Evet, oyunbozanlık diyorum. Çünkü bu, sol grubun en tepesi tarafından kurgulanan ve tabandaki en sıradan militana kadar herkesin katkısıyla zenginleştirilerek sahneye konan bir oyundur. Geçmişte sol hareketin önemli figürlerinden biri olan Müfit Özdeş'in Küyerel'de yazdığı bir yazıda ifade ettiği gibi, "kolektif belleğin birbirinden etkilenerek menkıbeler üretmesi, belleğimizdeki genel kurguda zamanın akışı içinde süslemeler yapması, o genel kurguya uymayan pürüzleri ayıklayıp unutulmaya terk etmesi" gibi süreçler içinde gelişen bir resmi tarihten söz ediyoruz.

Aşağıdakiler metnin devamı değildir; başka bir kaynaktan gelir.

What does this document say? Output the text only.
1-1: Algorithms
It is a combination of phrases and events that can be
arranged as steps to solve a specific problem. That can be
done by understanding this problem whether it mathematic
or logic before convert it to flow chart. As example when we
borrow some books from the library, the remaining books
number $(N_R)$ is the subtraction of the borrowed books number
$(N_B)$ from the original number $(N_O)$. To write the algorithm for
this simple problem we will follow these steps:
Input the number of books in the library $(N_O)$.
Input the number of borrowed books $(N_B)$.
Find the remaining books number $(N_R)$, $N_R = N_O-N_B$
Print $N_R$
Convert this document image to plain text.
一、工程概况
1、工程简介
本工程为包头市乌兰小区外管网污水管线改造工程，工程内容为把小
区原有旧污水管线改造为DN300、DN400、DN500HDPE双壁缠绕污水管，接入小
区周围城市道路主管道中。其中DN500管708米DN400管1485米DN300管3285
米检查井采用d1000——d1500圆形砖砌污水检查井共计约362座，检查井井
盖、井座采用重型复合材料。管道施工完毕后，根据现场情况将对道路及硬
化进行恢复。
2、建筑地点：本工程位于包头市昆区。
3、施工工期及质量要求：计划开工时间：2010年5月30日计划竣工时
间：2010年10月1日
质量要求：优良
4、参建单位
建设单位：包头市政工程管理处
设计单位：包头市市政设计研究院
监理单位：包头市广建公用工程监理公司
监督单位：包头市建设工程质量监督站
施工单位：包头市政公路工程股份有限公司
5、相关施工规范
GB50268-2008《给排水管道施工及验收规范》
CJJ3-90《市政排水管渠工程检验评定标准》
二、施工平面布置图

İşin en ilginç noktalarından biri de, birbirine düşman grupların bile bu menkıbeleri koruma noktasında sağladıkları sessiz konsensüstür. Birbirlerini kırar geçirirler; öldürürler ama sıra yaratılan efsanelerin korunmasına geldi mi, tam bir dayanışma sergilerler. Mesela, hepsi de "68 kuşağı" der başka bir şey demez. Ama bütün bir kuşağa mal ettikleri o olaylara o zamanki üniversite gençliğinin ancak yüzde birinin katıldığını; zaten üniversite boykot ve işgallerinin öğrenci kitlesinin büyük çoğunluğu sindirilip korkutularak yapıldığını; geniş kitlenin bu işgal ve boykotlardan yaka silktiğini; sözde oylamalarda hayır diyenlere nasıl baskılar yapıldığını, öğrenci derneği seçimlerinde kaybedileceği anlaşılınca nasıl silahla sandık basıldığını; mitingi basılıp sosyal demokrat dövüldüğünü; "devrimci" öğrencilerin hocaların odasını basıp masalarına silah koyarak geçer not istediğini ve daha nice rezilliği söz birliği ederek saklarlar. Zira karşılarında ortak bir tehlike vardır; ortak ve yaşamsal bir tehlike: Gerçeklerin açığa çıkması tehlikesi... Bugün bir grubun resmi tarihinin yıkılmasına göz yumarlarsa, yarın da başkaları onların uydurdukları resmi tarihe çomak sokacaktır!
Mesele 1 Mayıs değil
İşte Halil Berktay'ın 1 Mayıs 1977 çıkışına karşı verilen inanılmaz tepkinin sebebi budur. Bu sözler karşısında geçmişte can düşmanı olan bütün sol grup kalıntılarının yan yana saf tutup Berktay'ı yaylım ateşine tutmasının sebebi budur. Taraf Gazetesi'nin iki yazarının Taraf'ın bu yayınını protesto ederek istifa etmesinin sebebi de budur. Çünkü Taraf, en büyük yasağı çiğnemiş, solun resmi tarihini sorgulayan yazılara sayfalarını açmıştır.
Kavganın 1 Mayıs 1977'de olup bitenlerle ilgili olduğunu sananlar yanılıyor. Kavga, lanet olası "kol kırılır yen içinde..." geleneğini korumaya çalışanlarla yok etmeye çalışanlar arasında yaşanıyor.